Vous avez raison cela ressemblerait plutôt à de l'altruisme, voir à de la
xénophilie. Nos chinois et nos indiens nous en seront  d'ailleurs éternellement reconnaissant. Vous faites quoi comme boulot ?



jean 04/03/2010 21:08


Faudra qu'on m'explique en quoi acheter des produits étrangers est raciste.


Sous Caporal CHEF La Gaule 04/03/2010 05:08



LA GUERRE DE SECESSION 111


 


« …les noirs étant restés des habitants de seconde zone longtemps après
Lincoln mais pour des intérêts purement économiques ».


 


Non ! Là encore raccourci simpliste. D’abord n’oubliez pas que Lincoln n’a
guère eu loisir de s’occuper de son bébé, ayant pris une balle dans la nuque à peine la guerre terminée.

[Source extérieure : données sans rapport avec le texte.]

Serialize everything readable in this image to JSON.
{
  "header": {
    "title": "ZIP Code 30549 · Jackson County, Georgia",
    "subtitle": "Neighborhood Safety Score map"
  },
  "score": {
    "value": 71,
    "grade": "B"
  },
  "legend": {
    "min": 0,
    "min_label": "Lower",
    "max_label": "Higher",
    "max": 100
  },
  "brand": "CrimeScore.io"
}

Tout porte à croire que cet homme volontaire, autodidacte mais d’une grande
culture, avait auparavant parfaitement compris les enjeux de l’émancipation des anciens esclaves. Par exemple en Louisiane, occupée dès le début de la guerre par les soldats yankees, il s’attacha
personnellement à lancer un programme général d’alphabétisation des enfants d’esclaves. Le sort des états du sud eut peut-être été très différent s’il avait pu briguer un autre
mandat.


Après sa disparition, la gestion de l’après guerre par ses successeurs (surtout
Ulysse Grant) fut au contraire calamiteuse. Le pouvoir fédéral se déchargea rapidement de ses missions de pacification en les confiant à des intermédiaires privés (une spécialité américaine)
tristement célèbres, les fameux « carpetbaggers », aventuriers affairistes venus faire fortune sur les deniers publics et le racket local. Leurs excès entraînèrent l’apparition de
mouvements d’autodéfense revanchards comme le ku klux klan, dont il faut souligner qu’il n’était au départ que peu préoccupé par le problème posé par les nouvelles populations d’esclaves
affranchis.


Surtout les vainqueurs commirent l’erreur monumentale de ne pas chercher à
reconstruire le sud en s’appuyant sur les anciennes élites aristocratiques, seul repère moral possible pour une société abasourdie et déboussolée par la défaite. Au contraire, celles-ci furent
ostracisées en étant interdites de toute fonction élective.


On ne rappellera jamais assez non plus combien cette guerre fut meurtrière sur
le plan militaire et très éprouvante pour les populations civiles du sud (les colonnes infernales de Sherman ne firent pas dans la dentelle). Grande fut la tentation pour beaucoup de quitter ce
monde ravagé, cela d’autant plus que l’opportunité s’en présentait avec l’ouverture des immenses territoires de l’Ouest. C’est ainsi que, déjà châtré de ses élites naturelles, le sud se vida
aussi de ses éléments les plus dynamiques.


Toutes les conditions en fait furent réunies pour installer le sud dans la pire
configuration sociale qui soit. Une masse d’anciens esclaves laissée en friche par leurs libérateurs, face à une petite bourgeoisie blanche arriérée, devenue socialement dominante sur les ruines
d’un désastre militaire, et répondant par la terreur raciste à l’angoisse que représente la masse menaçante des nouveaux affranchis.


Aucun intérêt économique suprême n’a dicté une telle configuration. Rien que
l’oubli d’une terre confinée restée en rade de l’histoire, alors que celle-ci, au moins jusqu’à la première guerre mondiale, allait se jouer sur les trois quarts restant du pays, entre le Nord
triomphant et l’Ouest de toutes les promesses.


 


J’espère que vous tirerez profit de ces observations, la guerre de sécession
étant pour moi, je le répète, l’élément constitutif majeur de l’histoire de ce pays (plus que la seconde guerre mondiale à mon avis). Comme l’avait pressenti l’écrivain James Lee Burke, dans son
très beau roman « Dans la brume électrique… » Nous n’avons sans doute pas fini de voir ressurgir des cadavres de ce conflit là.